Northern Ireland parties who aspire to government must be "clean" of any paramilitary connections, the British Prime Minister, Mr Tony Blair, has insisted ahead of what could be a testy meeting with the Sinn Féin president, Mr Gerry Adams, today.
While republicans continue to vent their fury at the Irish and British governments, the SDLP and the Independent Monitoring Commission (IMC) over the commission's recommended sanctions against Sinn Féin, Mr Blair defended the commission and said paramilitarism was the sole block to a return to devolution.
Mr Adams, who is due to meet the Taoiseach Mr Ahern in Dublin on Monday and flies to London for his engagement with Mr Blair today, yesterday described the four-member IMC as "a collection of spies, spooks, retired civil servants and failed politicians".
Mr Blair, however, at his monthly Downing Street press conference yesterday said the IMC, which recommended financial penalties against Sinn Féin and the Progressive Unionist Party because of IRA and loyalist activity, was an independent body and that it would have significant future involvement in the political process.
"It is going to play a central role because people in Northern Ireland, and indeed in the Republic of Ireland, can see the full extent of paramilitary activity and can recognise therefore the justice of the demand being made by the British and Irish governments, \ all the other political parties in Northern Ireland, that anybody who wants to be a part of the government of Northern Ireland has to be clean from any association with paramilitary activity of whatever sort."
The Prime Minister, who meets Mr Adams, Mr Martin McGuinness and Sinn Féin's Dublin European election candidate, Ms Mary Lou McDonald, today, said that paramilitarism was the remaining obstacle to the reinstatement of the institutions of the Belfast Agreement.

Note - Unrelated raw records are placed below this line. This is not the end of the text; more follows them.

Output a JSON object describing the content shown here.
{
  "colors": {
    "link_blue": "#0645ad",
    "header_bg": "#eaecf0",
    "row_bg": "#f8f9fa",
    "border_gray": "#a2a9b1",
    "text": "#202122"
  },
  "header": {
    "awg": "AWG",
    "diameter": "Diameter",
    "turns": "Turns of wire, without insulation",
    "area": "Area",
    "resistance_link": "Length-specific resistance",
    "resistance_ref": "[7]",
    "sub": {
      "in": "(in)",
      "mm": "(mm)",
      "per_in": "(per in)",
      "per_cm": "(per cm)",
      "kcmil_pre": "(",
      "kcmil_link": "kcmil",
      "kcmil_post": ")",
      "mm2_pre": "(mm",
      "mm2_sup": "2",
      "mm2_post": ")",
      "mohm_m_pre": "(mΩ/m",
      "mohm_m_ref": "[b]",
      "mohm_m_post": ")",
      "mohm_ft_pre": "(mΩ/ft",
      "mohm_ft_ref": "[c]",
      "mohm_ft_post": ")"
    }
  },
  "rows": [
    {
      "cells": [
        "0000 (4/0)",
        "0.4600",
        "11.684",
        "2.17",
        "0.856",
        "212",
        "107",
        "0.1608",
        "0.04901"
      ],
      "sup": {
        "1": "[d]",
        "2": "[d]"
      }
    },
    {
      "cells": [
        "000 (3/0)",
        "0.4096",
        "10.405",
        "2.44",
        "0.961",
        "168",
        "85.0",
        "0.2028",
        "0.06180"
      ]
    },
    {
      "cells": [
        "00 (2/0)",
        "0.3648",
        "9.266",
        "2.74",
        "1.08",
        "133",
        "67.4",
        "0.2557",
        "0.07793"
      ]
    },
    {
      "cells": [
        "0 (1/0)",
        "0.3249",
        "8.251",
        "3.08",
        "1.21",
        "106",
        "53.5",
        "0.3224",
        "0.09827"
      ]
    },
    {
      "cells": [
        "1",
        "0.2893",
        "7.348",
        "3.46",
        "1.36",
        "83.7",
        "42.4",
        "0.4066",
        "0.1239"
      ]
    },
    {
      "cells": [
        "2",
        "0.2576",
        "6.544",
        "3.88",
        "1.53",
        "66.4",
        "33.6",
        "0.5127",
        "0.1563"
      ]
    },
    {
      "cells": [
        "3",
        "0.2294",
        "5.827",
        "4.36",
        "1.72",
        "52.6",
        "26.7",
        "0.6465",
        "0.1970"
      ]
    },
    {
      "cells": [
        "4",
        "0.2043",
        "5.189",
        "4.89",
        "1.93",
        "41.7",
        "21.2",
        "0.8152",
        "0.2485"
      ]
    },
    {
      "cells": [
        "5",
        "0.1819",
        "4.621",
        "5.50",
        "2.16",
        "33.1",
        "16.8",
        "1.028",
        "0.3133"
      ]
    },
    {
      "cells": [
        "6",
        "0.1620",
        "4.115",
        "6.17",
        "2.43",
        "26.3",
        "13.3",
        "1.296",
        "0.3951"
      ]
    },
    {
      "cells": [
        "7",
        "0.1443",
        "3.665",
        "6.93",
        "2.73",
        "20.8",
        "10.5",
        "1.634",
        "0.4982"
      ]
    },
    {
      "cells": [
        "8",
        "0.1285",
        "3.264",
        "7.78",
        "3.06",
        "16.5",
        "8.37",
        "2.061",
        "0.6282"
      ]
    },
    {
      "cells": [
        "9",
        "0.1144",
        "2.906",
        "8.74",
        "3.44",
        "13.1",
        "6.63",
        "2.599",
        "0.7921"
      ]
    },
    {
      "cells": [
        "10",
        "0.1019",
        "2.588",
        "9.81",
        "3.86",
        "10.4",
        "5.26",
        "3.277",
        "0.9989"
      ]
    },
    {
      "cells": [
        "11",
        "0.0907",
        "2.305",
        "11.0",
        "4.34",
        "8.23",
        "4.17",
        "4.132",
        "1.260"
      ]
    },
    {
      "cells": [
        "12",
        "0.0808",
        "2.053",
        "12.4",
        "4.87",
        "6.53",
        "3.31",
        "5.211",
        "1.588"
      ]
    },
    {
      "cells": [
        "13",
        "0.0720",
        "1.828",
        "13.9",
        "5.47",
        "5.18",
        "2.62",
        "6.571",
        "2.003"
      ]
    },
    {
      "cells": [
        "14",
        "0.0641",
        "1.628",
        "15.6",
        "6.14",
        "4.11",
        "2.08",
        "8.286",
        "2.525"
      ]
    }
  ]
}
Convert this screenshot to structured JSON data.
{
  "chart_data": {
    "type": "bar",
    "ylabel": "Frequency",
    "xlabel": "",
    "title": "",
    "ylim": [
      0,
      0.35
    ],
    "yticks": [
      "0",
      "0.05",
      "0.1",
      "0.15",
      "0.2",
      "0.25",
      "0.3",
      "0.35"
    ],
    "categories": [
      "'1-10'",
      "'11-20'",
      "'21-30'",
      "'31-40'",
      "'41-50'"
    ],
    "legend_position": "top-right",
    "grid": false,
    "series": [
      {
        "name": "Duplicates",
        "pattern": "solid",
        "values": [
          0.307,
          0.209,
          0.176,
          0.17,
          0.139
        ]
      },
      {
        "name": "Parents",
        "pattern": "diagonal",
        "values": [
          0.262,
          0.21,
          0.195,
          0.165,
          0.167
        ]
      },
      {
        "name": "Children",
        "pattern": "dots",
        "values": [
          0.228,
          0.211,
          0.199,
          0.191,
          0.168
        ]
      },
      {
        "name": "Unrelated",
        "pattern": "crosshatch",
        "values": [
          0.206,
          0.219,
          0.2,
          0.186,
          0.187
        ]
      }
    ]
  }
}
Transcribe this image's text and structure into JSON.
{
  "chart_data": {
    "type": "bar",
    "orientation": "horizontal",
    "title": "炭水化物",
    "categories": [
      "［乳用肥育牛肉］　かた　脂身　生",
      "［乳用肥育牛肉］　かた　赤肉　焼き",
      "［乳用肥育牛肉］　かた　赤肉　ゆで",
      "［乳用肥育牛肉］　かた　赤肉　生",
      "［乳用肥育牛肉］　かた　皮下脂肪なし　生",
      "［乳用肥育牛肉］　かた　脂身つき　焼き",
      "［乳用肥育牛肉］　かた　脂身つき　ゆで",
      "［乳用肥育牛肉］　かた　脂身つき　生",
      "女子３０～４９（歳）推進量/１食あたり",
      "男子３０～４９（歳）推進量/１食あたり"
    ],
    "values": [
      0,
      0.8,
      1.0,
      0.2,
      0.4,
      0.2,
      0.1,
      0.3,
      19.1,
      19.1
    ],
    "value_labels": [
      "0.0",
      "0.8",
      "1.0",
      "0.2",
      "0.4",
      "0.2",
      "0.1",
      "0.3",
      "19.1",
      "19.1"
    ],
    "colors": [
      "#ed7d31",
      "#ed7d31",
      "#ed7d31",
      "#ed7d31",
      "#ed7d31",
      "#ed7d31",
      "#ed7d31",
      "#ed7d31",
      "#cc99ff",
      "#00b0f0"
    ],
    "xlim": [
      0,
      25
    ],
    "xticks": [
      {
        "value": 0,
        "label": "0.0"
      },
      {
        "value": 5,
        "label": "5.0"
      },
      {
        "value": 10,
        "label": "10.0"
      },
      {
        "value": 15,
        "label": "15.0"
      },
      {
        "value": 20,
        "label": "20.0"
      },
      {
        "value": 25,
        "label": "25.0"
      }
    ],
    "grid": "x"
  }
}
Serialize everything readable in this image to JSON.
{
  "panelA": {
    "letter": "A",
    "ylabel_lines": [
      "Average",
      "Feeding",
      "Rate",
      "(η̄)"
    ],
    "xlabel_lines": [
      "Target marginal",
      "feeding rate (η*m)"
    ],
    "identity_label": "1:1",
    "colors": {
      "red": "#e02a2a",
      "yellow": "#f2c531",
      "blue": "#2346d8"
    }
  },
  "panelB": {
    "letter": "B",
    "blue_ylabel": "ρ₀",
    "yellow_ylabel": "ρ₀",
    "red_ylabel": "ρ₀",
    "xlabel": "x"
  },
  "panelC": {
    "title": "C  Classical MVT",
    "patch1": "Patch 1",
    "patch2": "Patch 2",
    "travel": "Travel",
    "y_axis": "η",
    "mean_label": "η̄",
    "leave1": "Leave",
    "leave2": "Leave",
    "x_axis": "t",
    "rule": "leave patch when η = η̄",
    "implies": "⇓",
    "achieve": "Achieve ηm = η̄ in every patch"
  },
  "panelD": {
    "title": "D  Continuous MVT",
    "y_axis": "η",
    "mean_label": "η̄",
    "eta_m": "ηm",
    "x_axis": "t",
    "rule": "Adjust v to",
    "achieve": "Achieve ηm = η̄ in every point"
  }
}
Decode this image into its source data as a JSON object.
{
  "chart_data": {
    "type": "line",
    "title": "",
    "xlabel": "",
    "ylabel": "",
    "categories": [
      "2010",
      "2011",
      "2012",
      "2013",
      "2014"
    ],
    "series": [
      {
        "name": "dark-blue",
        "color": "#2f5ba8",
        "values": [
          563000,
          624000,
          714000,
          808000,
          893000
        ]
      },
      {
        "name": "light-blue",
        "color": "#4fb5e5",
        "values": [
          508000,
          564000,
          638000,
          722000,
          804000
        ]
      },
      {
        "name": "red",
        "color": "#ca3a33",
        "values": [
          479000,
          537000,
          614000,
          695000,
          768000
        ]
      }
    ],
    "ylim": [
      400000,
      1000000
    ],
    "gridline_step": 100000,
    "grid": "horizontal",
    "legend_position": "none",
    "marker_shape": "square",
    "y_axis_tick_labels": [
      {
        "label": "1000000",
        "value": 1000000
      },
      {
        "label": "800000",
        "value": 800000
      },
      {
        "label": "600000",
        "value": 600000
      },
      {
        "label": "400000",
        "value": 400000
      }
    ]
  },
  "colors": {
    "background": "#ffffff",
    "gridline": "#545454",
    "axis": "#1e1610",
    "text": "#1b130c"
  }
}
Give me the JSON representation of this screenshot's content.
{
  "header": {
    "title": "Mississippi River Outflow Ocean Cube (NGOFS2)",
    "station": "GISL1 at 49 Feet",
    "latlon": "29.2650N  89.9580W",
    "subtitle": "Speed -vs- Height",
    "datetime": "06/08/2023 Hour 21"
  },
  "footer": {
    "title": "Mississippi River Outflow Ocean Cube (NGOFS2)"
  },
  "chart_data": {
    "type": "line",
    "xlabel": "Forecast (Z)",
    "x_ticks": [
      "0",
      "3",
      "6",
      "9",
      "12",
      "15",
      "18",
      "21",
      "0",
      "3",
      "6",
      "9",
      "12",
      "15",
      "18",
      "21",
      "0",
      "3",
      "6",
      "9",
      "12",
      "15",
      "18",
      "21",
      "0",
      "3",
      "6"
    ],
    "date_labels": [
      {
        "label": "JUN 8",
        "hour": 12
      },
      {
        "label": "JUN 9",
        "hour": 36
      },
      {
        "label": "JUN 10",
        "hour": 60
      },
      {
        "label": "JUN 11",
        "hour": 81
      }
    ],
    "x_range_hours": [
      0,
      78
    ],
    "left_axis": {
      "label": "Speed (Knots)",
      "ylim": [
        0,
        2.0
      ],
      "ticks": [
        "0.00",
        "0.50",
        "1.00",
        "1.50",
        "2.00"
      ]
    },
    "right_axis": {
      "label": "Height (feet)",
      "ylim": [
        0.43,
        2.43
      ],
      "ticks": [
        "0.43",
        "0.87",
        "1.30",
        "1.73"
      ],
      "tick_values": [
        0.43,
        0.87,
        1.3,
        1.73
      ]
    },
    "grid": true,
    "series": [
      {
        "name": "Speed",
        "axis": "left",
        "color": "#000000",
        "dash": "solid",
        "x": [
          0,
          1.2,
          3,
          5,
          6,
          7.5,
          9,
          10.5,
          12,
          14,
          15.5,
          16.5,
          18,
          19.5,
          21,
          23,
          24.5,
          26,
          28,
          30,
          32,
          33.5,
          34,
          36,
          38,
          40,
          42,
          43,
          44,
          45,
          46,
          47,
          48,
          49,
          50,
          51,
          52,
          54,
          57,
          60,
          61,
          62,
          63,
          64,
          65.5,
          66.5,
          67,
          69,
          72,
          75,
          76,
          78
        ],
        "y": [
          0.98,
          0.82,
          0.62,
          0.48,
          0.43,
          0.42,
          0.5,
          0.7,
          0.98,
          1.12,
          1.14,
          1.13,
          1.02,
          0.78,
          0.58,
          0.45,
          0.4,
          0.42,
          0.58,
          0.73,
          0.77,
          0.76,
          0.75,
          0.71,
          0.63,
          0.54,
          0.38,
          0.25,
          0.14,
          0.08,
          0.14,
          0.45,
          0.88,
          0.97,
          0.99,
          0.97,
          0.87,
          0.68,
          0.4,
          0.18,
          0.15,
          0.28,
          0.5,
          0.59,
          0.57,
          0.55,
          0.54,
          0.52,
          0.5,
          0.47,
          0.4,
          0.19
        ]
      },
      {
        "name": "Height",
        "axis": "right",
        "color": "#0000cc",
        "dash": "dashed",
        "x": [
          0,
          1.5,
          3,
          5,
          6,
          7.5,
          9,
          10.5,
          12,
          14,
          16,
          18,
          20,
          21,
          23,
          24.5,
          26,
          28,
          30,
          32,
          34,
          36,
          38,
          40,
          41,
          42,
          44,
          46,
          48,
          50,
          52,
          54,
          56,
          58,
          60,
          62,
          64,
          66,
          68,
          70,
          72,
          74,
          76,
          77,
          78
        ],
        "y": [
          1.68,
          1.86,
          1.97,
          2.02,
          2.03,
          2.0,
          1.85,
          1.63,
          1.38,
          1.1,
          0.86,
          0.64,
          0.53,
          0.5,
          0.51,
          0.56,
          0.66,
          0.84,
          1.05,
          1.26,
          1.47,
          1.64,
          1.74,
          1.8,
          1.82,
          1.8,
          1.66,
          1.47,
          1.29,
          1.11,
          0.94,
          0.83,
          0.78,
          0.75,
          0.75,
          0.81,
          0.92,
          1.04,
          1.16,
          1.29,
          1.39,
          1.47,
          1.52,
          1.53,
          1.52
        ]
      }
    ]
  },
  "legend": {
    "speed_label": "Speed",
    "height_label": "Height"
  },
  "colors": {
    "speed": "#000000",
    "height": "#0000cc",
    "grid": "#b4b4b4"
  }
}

"The only way we are going to deal with this is to make sure that people face up to the basic issue, which is that we have everything agreed in Northern Ireland and we just need one thing to come into place - that is the acceptance by everybody that we can no longer tolerate any level of paramilitary activity," said Mr Blair.
Mr Adams said he "totally and absolutely" rejected and greatly resented the "effort by the two governments" to penalise and discriminate against Sinn Féin. "There are some who think that there is a case of going with the flow on these matters. It is not. It is a matter of political principle. And for that reason I have been publicly very, very critical of the Irish Government," he said.
He added that it was his clear understanding that the cancellation of next week's London talks involving Mr Ahern, Mr Blair and the Northern parties was at the request of the Irish Government.
Mr Adams said that the SDLP's defence of the IMC report was "disgraceful, as are that party leadership's assurances to Mr Blair that Tuesday's publication of the report 'had the potential to be a good day for the peace process'".
The SDLP leader, Mr Mark Durkan, said that "instead of lashing out at the SDLP, Mr Adams should use his influence over the IRA to end paramilitary activity. The PUP and loyalists must do likewise.
"The IMC report confirmed the truth - the IRA and loyalist paramilitaries are beating people up and ripping people off. That is what is disgraceful.
"Just as some people cannot handle the truth about collusion revealed by Cory, it is clear that some people cannot handle the truth about paramilitarism," he said.